Tambahan anggaran tersebut akan difokuskan pada kegiatan prioritas, terutama untuk mendorong peningkatan ekspor daerah serta memperluas akses pasar luar negeri bagi pelaku usaha di Kalimantan Selatan.
BACA JUGA: Disdag Kalsel Kembali Salurkan Bantuan Sembako bagi Warga Terdampak Banjir di Desa Mekar
Kepala Dinas Perdagangan Provinsi Kalimantan Selatan, Ahmad Bagiawan, mengatakan bahwa penguatan sektor ekspor menjadi salah satu fokus utama sejalan dengan arahan Gubernur Kalimantan Selatan dalam meningkatkan daya saing produk lokal di pasar internasional.
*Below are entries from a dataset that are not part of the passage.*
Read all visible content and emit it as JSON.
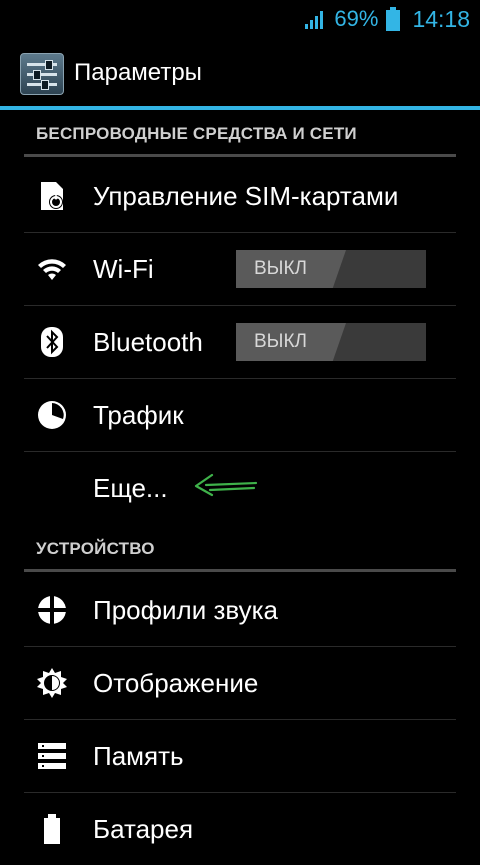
{
  "status_bar": {
    "battery_percent": "69%",
    "time": "14:18"
  },
  "action_bar": {
    "title": "Параметры",
    "icon": "settings-icon"
  },
  "sections": [
    {
      "header": "БЕСПРОВОДНЫЕ СРЕДСТВА И СЕТИ",
      "items": [
        {
          "label": "Управление SIM-картами",
          "icon": "sim-card-icon"
        },
        {
          "label": "Wi-Fi",
          "icon": "wifi-icon",
          "toggle": "ВЫКЛ"
        },
        {
          "label": "Bluetooth",
          "icon": "bluetooth-icon",
          "toggle": "ВЫКЛ"
        },
        {
          "label": "Трафик",
          "icon": "data-usage-icon"
        },
        {
          "label": "Еще..."
        }
      ]
    },
    {
      "header": "УСТРОЙСТВО",
      "items": [
        {
          "label": "Профили звука",
          "icon": "sound-profile-icon"
        },
        {
          "label": "Отображение",
          "icon": "display-icon"
        },
        {
          "label": "Память",
          "icon": "storage-icon"
        },
        {
          "label": "Батарея",
          "icon": "battery-icon"
        }
      ]
    }
  ],
  "colors": {
    "accent": "#33b5e5",
    "annotation_arrow": "#3fb24a"
  }
}
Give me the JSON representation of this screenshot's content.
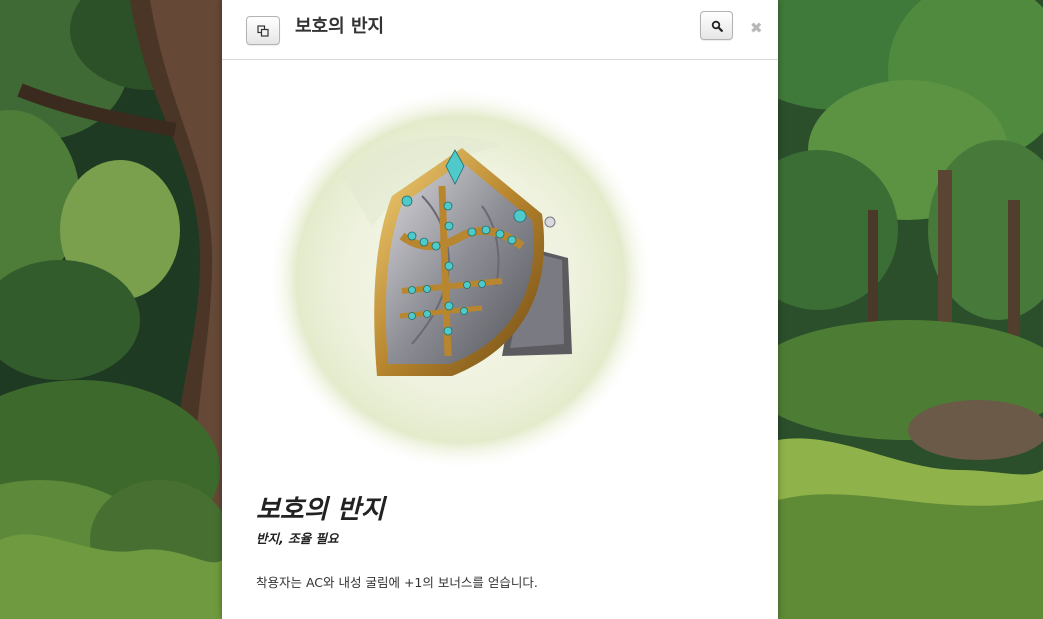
{
  "header": {
    "title": "보호의 반지",
    "copy_icon": "copy-icon",
    "search_icon": "search-icon",
    "close_icon": "close-icon",
    "close_glyph": "✖"
  },
  "item": {
    "name": "보호의 반지",
    "type_line": "반지, 조율 필요",
    "description": "착용자는 AC와 내성 굴림에 +1의 보너스를 얻습니다.",
    "image_subject": "ring-of-protection-illustration"
  },
  "background": {
    "subject": "forest-illustration"
  }
}
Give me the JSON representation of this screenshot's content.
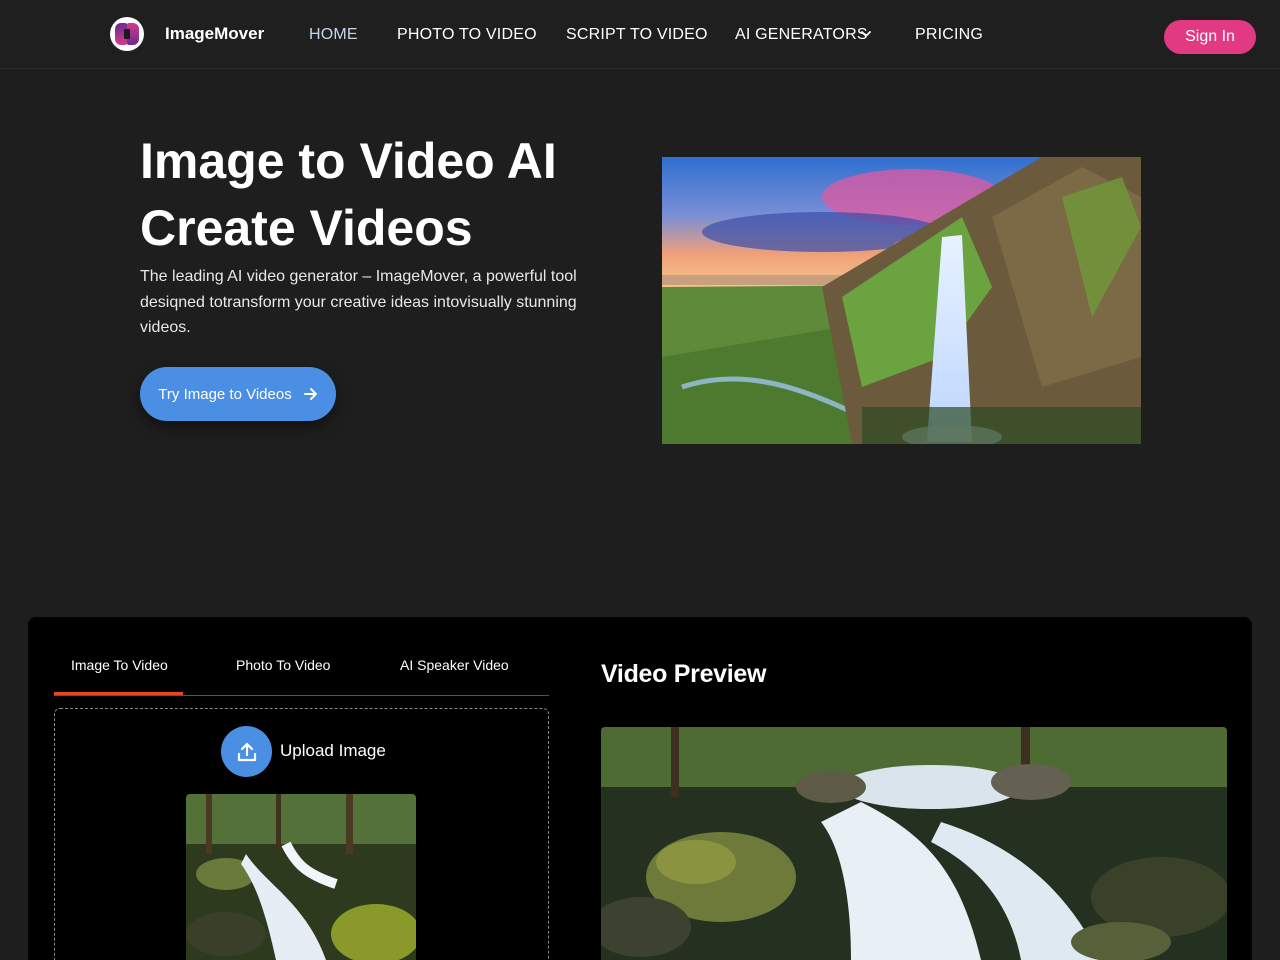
{
  "nav": {
    "brand": "ImageMover",
    "links": [
      "HOME",
      "PHOTO TO VIDEO",
      "SCRIPT TO VIDEO",
      "AI GENERATORS",
      "PRICING"
    ],
    "active": "HOME",
    "signin": "Sign In"
  },
  "hero": {
    "title_line1": "Image to Video AI",
    "title_line2": "Create Videos",
    "description": "The leading AI video generator – ImageMover, a powerful tool desiqned totransform your creative ideas intovisually stunning videos.",
    "cta": "Try Image to Videos"
  },
  "tool": {
    "tabs": [
      "Image To Video",
      "Photo To Video",
      "AI Speaker Video"
    ],
    "active_tab": "Image To Video",
    "upload_label": "Upload Image",
    "preview_title": "Video Preview"
  },
  "colors": {
    "accent_blue": "#4a8fe4",
    "signin_pink": "#e13a82",
    "tab_underline": "#e5481f"
  },
  "icons": [
    "logo-icon",
    "chevron-down-icon",
    "arrow-right-icon",
    "upload-icon"
  ]
}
“Di tahun 2026 ini, Dinas Perdagangan Provinsi Kalimantan Selatan memang mendapat tambahan anggaran, walaupun tidak terlalu besar. Namun kami arahkan betul untuk kegiatan prioritas, yakni bagaimana menggalakkan ekspor dari Kalimantan Selatan,” ujar Ahmad Bagiawan di Banjarmasin, Senin (5/1/2026).
Rencana Pembentukan Export Center Kalsel
Salah satu langkah strategis yang tengah disiapkan Disdag Kalsel adalah rencana pembentukan Export Center Kalimantan Selatan. Fasilitas ini diharapkan menjadi pusat layanan, informasi, dan fasilitasi ekspor bagi pelaku usaha daerah.
“Kami berharap ke depan, dengan restu Bapak Gubernur, Kalimantan Selatan bisa memiliki export center. Nantinya fasilitas ini dapat dimanfaatkan oleh pelaku usaha untuk mempermudah proses ekspor sekaligus membuka peluang penjualan ke luar negeri,” jelas pria yang akrab disapa Gia tersebut.